On June 19, 2014, the OCA appealed the Commission’s approval of Columbia Gas’ DSIC calculation methodology to the Commonwealth Court. OCA first argued that the Commission erred as a matter of law by not requiring the utility’s DSIC calculation to include an adjustment for ADIT tax benefits generated by the utility’s investment in the replaced infrastructure. The OCA asserted that the investment recovered through the DSIC must be reduced to account for the ADIT; otherwise, the utility would be allowed to earn a return on the utility’s entire investment even though some of it was essentially financed at zero cost using deferred taxes.

The Commission argued in response that OCA’s position missed the purpose of the DSIC. The Commission contended that a DSIC surcharge calculation does not require the same level of analysis as a general base rate case and that to require such scrutiny would be unreasonable and undercut the goal of the General Assembly in establishing a straightforward and simple process to calculate and audit the DSIC surcharge. The Commission also argued that other provisions within Act 11, specifically including the rate cap that allows the Commission to reset a utility’s DSIC to 0 percent of billed revenues if the Commission finds that the utility is over-earning, ensure that DSIC surcharge is just and reasonable.3

The OCA next argued that a state income tax gross-up in the DSIC calculation would allow the utility to base its DSIC surcharge on the full statutory tax rate even though the utility may not pay taxes at that rate after the application of tax deductions (including repair allowance, accelerated depreciation and bonus depreciation). OCA argued that an elevated tax allowance violated the Public Utility Code that limits DSIC recovery to expenses actually incurred.

In response, the Commission reiterated its previous arguments and also noted that, under the existing water DSIC calculation methodology, water utilities had performed a gross-up for state income tax as part of their DSIC calculations for 18 years. Further, the Commission contended that it was the intent of the General Assembly to model the Act 11 DSIC surcharge mechanism on the prior water DSIC mechanism.

The Commonwealth Court rejected the OCA’s arguments and upheld the Commission’s approval of the DSIC calculation methodology. In doing so, the court relied heavily on the U.S. Supreme Court’s decision in Duquesne Light Co. v.

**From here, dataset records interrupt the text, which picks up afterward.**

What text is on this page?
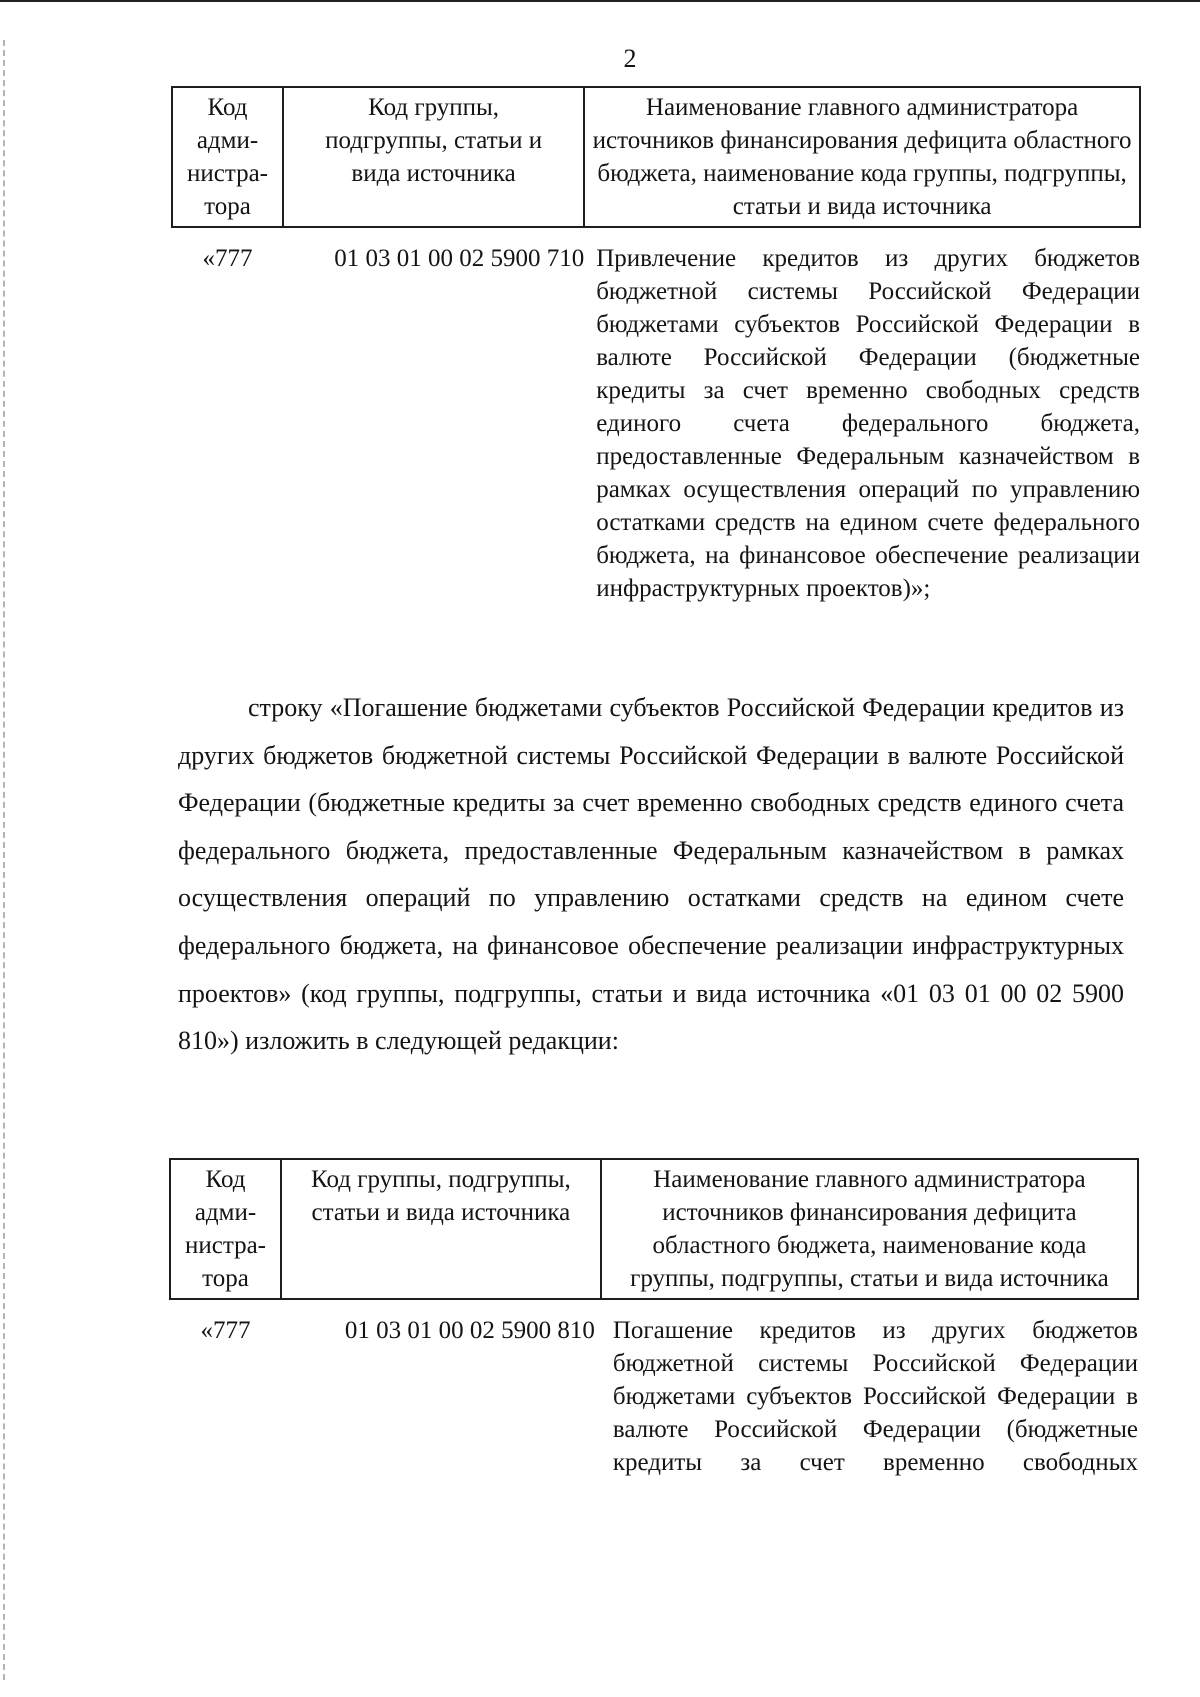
2
Код адми-нистра-тора	Код группы, подгруппы, статьи и вида источника	Наименование главного администратора источников финансирования дефицита областного бюджета, наименование кода группы, подгруппы, статьи и вида источника
«777	01 03 01 00 02 5900 710	Привлечение кредитов из других бюджетов бюджетной системы Российской Федерации бюджетами субъектов Российской Федерации в валюте Российской Федерации (бюджетные кредиты за счет временно свободных средств единого счета федерального бюджета, предоставленные Федеральным казначейством в рамках осуществления операций по управлению остатками средств на едином счете федерального бюджета, на финансовое обеспечение реализации инфраструктурных проектов)»;

строку «Погашение бюджетами субъектов Российской Федерации кредитов из других бюджетов бюджетной системы Российской Федерации в валюте Российской Федерации (бюджетные кредиты за счет временно свободных средств единого счета федерального бюджета, предоставленные Федеральным казначейством в рамках осуществления операций по управлению остатками средств на едином счете федерального бюджета, на финансовое обеспечение реализации инфраструктурных проектов» (код группы, подгруппы, статьи и вида источника «01 03 01 00 02 5900 810») изложить в следующей редакции:

Код адми-нистра-тора	Код группы, подгруппы, статьи и вида источника	Наименование главного администратора источников финансирования дефицита областного бюджета, наименование кода группы, подгруппы, статьи и вида источника
«777	01 03 01 00 02 5900 810	Погашение кредитов из других бюджетов бюджетной системы Российской Федерации бюджетами субъектов Российской Федерации в валюте Российской Федерации (бюджетные кредиты за счет временно свободных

Barasch, 488 U.S. 299 (1989), which “acknowledged that there were many ways to achieve rates that were just and reasonable” and reaffirmed appellate deference to the expertise of the Commission on ratemaking issues.

OCA has until November 17, 2015 to request re-argument before the Commonwealth Court and until December 3, 2015 to petition the Supreme Court of Pennsylvania for allowance of appeal. Should there be further appellate review of the Columbia Gas decision, it is important to remember that “[a]nyone interested in the question involved in any manner pending in an appellate court, excluding Petitions for Allowance of Appeal, although not a party, may … file a brief amicus curiae in regard to those questions.”4

1 66 Pa. C.S. §§ 1350-1360.

2 Columbia Gas, Slip. Op. at 14. On the same date, the Commonwealth Court ruled against the OCA in a similar case, McCloskey v. Pa. Pub. Util. Comm’n, No. 1358 C.D. 2014 (Pa. Cmwlth., Nov. 3, 2015) (involving Little Washington Wastewater Company) for the same reasons as set forth in the Columbia Gas case.

3 66 Pa. C.S. § 1358.

4 Pa. R.A.P. 531.

 

DISCLAIMER: Because of the generality of this update, the information provided herein may not be applicable in all situations and should not be acted upon without specific legal advice based on particular situations.